林夏這段時間除了忙店里的活,其余的時間都在專心準備參賽的設計稿,這兩天就要寄過去了。
只是最后選定了兩幅設計稿,有些分不出伯仲,選了好幾天林夏也確定不了用哪一張設計稿參賽,又不能兩張都寄過去。
本想打電話給馬冬梅大姐的那個親戚說一下大致情況,讓人家給個建議。
但人家是這次大賽的評委之一,讓人家給建議不是作弊嗎?
林夏便讓春鳳和趙麗娟看,她倆一個說喜歡這個,一個說喜歡那個。
得,還是沒選出來。
于是,下班回到家,林夏便拿出這兩張設計稿讓陸北霆和江川看,讓他倆給個意見。
陸北霆和江川帶兵訓練沒的說,但哪里懂設計上的事,就覺得兩張都好看。
但總要選出一張呀,林夏是選不出來了,不管了,就把這個光榮的任務交給他倆了,
“你們今天一定排除萬難,無論用什么辦法,高低要給選出來一個,不然我都要郁悶了。”
郁悶可不行。
于是兩個大聰明發揮自已的聰明才智,還真一人想了一個好辦法。
江川的辦法是,抓鬮。
陸北霆的辦法是,去花園里摘一朵花,數花瓣,第一片花瓣是這張參賽,第二片花瓣是那張參賽,最后一片花瓣定哪張參賽。
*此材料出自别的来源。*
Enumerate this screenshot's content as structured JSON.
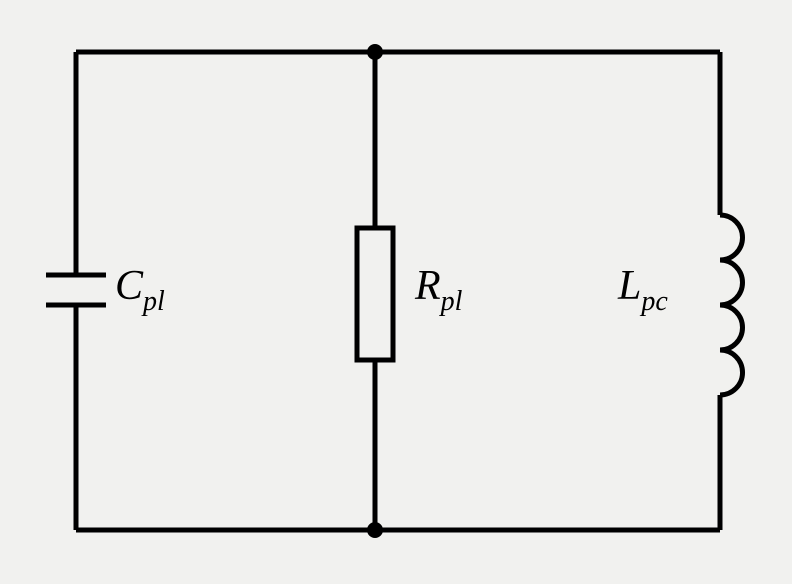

這是以前陸北霆惹林夏生氣,后悔又抱著哄時,林夏考慮是否原諒他時用的方法……
林夏聽罷兩人的辦法,非常贊同的點頭。
不愧是一個團長,一個教導員,一般人想不出這么高端大氣上檔次的辦法。
兩個辦法都用了下,說來也是巧,結果都是用第一張去參賽。
林夏一點也不糾結了,很愉快的決定了,
“就用這張了。”
第二天,林夏就把設計稿和介紹信一起寄了過去。
接下來的任務就是慢慢等待,有了結果,舉辦方會通知大院這邊的。
其實,對于比賽、考試這類的競爭,林夏一向心態都是超級好。
盡人事聽天命。
任何一件事的成功都需要天時地利人和,不是只有實力就可以的。
所以只要竭盡所能做好自已所能把握住的這一部分就可以了。
反正就是做最壞的打算,期待最好的結果,該干啥干啥。
陸北霆都佩服林夏這豁達又淡然的性格。